Karni Sena was allowed to terrorise people at will, set properties to fire, burn down cinema halls in Gujarat, and even outrage newsanchors on national television.

With 79 cuts, a delayed release and rows with the censor board and the government, Padmaavat became the only story to come out of India, eclipsing many other stories, until the Gujarat elections were over.

However, a forward, historically well-off caste got to latch on to the hurt sentiments bandwagon, and demand more cultural capital, more eyeballs, more conversation at a time when jostling for narrative space and economic handouts has become a tried and tested strategy among the increasingly insecure upper castes such as Gujjars, Patidars, Jats, etc.


Karni Sena leaders like Suraj Pal Amu and Lokendra Kalvi have become national sensations in a threatening way, even as the group’s desperation reached an ugly crescendo when a school bus in Gurgaon was attacked, imperiling children.

That turned the tide somewhat.
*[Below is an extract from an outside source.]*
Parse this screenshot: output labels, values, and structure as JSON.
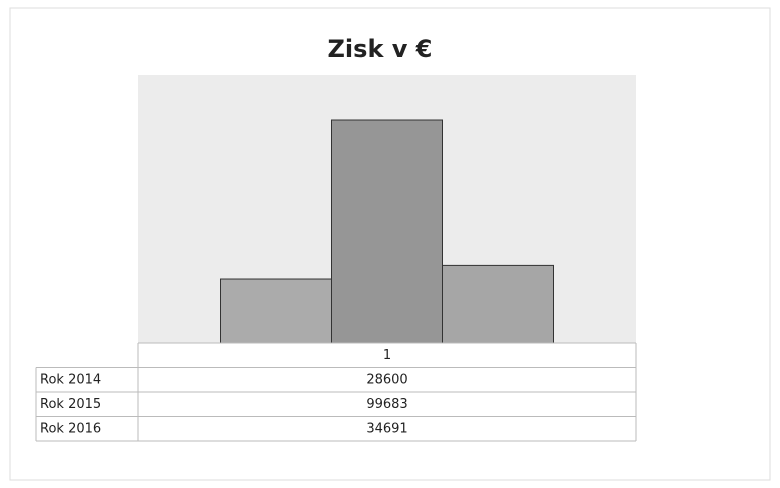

What kind of honour allowed the protestors to attack kids, many asked, appalled, disgusted. But the cycle of violence came to a halt only after the film was released at last on January 25, to much critical disdain


Bhansali’s Padmavaat was, expectedly, found to be a technologically dazzling work of regression. The cartoonesque dialogues, the tin-pot characterisation of ridiculous binaries, the Good Hindu versus Terrible Muslim stereotype, the internal civilisation versus invading anarchy false duality – every element in the film screamed out loud for Karni Sena’s undiluted adulation, hurt at being misunderstood, as it were.

This was Karni Sena’s wet dream, distilled and decked up to dazzling ends. This was what Karni Sena had been burning private properties and assaulting individuals to assert, provided on a spectacular platter of cinematic grandeur.

The difference between fiction and history, myth and facts, politicised revision and objective retelling was blurred, both in the film and in Karni Sena’s conduct. The lost privilege was somewhat taken back, at a time when equality feels like oppression to India’s upper caste vanguards of honour.

With the conversation menacingly justifying mass female immolation at a time when India has lost out 63 million women to female foeticide and other systemic neglects, is only one indication of how unpardonable violence has crept into our national psyche, how the unacceptable has now been gentrified into social media trends and hashtags. 

As it has been astutely observed, Padmaavat was just a convenient peg for Karni Sena to hang its caste insecurities ​on. There will be more Padmaavats in times to come, especially in and around election time in an India witnessing identity fault lines hardening like never before.